Now it only remains to notice that $\phi(64)=32$ and by Euler's theorem $p^{32}\equiv1\pmod{64}$.

And now you can combine the above congruences together.

Answer 4

NOTE. It would be absurd that this property is valid for all prime number greater than $17$; indeed $29^{32}-1=(29^{16}-1)(29^{16}+1)$. Calculating we have $29^{16}=250246473680347348787 521$ and it is verify that neither $29^{16}-1$ nor $29^{16}+1$ is divisible by $17$ hence not divisible by a multiple of $17$ thus not divisible by 16320.

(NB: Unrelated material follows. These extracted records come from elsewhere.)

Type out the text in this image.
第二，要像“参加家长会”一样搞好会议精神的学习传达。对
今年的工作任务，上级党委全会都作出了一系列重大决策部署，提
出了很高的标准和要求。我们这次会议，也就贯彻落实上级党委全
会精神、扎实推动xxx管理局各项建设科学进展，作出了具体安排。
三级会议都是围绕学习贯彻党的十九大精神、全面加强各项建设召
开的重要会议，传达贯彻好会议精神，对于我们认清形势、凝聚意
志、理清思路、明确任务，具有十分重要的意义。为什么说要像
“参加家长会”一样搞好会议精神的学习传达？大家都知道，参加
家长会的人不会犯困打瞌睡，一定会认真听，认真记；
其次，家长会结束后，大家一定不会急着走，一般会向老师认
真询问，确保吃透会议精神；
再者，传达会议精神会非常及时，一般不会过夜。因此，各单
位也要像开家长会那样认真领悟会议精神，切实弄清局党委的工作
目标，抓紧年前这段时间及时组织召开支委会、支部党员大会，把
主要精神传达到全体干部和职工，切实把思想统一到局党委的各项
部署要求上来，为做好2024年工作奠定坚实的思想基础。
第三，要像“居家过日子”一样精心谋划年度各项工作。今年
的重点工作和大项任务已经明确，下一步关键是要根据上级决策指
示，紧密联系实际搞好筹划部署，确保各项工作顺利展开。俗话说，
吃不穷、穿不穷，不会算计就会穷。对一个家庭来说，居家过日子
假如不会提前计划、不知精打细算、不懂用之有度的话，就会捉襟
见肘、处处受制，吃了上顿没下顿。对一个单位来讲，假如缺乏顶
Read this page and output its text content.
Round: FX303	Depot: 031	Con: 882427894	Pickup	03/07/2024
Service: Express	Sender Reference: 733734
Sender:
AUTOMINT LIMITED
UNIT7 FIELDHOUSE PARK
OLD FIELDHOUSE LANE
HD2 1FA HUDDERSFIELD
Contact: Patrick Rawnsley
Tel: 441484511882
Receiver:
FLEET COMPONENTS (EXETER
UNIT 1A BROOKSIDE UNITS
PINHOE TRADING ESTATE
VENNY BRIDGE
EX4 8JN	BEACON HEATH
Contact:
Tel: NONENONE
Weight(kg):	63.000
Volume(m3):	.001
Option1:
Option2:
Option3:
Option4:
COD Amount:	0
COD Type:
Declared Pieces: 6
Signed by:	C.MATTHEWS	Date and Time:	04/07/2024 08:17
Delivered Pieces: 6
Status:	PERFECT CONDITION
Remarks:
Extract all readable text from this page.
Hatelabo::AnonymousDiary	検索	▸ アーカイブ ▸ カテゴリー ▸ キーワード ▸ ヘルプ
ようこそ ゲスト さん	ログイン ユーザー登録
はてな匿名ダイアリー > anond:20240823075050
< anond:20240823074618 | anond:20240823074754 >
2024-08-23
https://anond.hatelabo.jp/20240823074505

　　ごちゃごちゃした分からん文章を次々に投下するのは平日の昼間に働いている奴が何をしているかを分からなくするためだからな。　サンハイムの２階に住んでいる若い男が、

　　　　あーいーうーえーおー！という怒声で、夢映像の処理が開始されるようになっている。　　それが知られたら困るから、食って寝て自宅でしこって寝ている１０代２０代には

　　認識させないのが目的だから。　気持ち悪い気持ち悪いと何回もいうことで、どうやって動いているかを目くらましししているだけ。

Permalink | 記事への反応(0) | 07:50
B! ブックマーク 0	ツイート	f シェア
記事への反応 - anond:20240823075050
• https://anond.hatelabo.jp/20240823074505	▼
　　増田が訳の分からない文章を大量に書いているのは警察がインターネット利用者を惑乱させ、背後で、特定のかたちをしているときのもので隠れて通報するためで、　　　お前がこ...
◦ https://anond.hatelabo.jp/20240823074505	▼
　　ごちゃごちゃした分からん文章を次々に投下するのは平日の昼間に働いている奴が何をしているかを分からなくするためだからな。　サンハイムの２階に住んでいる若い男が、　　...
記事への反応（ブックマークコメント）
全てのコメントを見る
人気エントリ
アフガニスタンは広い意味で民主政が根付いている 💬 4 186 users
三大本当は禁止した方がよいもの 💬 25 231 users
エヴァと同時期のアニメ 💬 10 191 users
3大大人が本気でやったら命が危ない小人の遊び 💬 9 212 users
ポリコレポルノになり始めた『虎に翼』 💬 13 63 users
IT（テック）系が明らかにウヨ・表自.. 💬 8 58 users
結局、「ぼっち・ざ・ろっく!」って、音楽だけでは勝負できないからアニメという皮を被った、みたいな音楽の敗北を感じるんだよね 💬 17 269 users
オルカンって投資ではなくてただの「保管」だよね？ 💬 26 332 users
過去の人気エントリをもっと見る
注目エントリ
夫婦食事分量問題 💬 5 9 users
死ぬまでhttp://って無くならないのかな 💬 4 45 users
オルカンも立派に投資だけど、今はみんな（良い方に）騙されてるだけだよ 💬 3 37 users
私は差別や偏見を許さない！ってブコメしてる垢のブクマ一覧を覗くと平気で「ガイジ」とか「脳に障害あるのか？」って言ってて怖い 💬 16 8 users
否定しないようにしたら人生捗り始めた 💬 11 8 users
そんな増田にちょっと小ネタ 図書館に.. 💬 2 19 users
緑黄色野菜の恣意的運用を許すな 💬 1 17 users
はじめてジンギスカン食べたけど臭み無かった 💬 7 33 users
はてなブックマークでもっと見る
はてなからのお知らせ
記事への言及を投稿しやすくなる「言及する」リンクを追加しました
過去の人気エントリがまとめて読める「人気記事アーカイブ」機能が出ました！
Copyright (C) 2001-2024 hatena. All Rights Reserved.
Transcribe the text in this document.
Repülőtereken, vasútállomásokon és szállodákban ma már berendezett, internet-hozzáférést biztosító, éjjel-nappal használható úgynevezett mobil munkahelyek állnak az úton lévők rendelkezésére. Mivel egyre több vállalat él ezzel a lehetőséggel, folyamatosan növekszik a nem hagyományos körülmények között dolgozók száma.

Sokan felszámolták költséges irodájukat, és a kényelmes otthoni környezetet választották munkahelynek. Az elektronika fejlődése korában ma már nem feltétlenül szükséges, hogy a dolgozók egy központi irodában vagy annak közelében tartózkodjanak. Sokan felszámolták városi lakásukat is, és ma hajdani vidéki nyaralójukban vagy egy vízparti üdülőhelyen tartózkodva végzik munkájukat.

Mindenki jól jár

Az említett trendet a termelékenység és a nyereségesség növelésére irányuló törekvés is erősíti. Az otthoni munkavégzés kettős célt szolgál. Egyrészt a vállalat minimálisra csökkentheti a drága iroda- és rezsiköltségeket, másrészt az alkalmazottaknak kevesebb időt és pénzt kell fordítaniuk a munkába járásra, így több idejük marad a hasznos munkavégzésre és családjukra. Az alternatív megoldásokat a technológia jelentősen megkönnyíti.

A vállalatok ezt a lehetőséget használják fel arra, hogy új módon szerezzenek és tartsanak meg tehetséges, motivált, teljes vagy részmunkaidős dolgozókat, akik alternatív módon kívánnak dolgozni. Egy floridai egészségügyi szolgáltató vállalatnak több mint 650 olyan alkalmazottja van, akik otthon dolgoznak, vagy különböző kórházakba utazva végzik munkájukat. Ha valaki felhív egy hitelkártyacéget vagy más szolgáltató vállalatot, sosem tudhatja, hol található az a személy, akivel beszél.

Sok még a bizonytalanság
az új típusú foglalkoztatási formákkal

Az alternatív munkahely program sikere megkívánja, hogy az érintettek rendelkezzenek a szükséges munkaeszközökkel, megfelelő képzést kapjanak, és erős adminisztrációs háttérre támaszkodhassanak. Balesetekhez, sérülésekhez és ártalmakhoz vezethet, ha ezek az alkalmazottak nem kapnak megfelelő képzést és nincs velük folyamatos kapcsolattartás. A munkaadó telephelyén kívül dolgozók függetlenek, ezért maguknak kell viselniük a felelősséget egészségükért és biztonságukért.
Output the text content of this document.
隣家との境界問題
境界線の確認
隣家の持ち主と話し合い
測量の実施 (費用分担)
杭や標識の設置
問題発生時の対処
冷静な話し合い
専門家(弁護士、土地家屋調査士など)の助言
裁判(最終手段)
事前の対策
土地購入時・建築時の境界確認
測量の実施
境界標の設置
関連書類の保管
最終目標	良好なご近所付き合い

NOTE (bis).The first note was a mistake induced by both, certain idea about the anarchy of primes and the calculator. It is so clear that the property of divisibility by $17$ is true……. The "hidden" $16 = 17-1$, which could be applied to any prime p with the exponent appropriate $2(p-1)$..... But this usually happens. See for example my answer to "Can a pre-calculus student prove this?" and compare it with the other ones. Here also the answer is immediate but qualified people did not see.

Therefore the question must be understand as looking for a prime satisfying the enunciated property. I find below the prime $p=16319$

The number $p=16320-1=16319$ is prime and $p^{32}=16320M+1$ for some $M$. Hence you have $p^{32}-1$ is a multiple of $16320$.

Note anyway that for all even k you have the same result.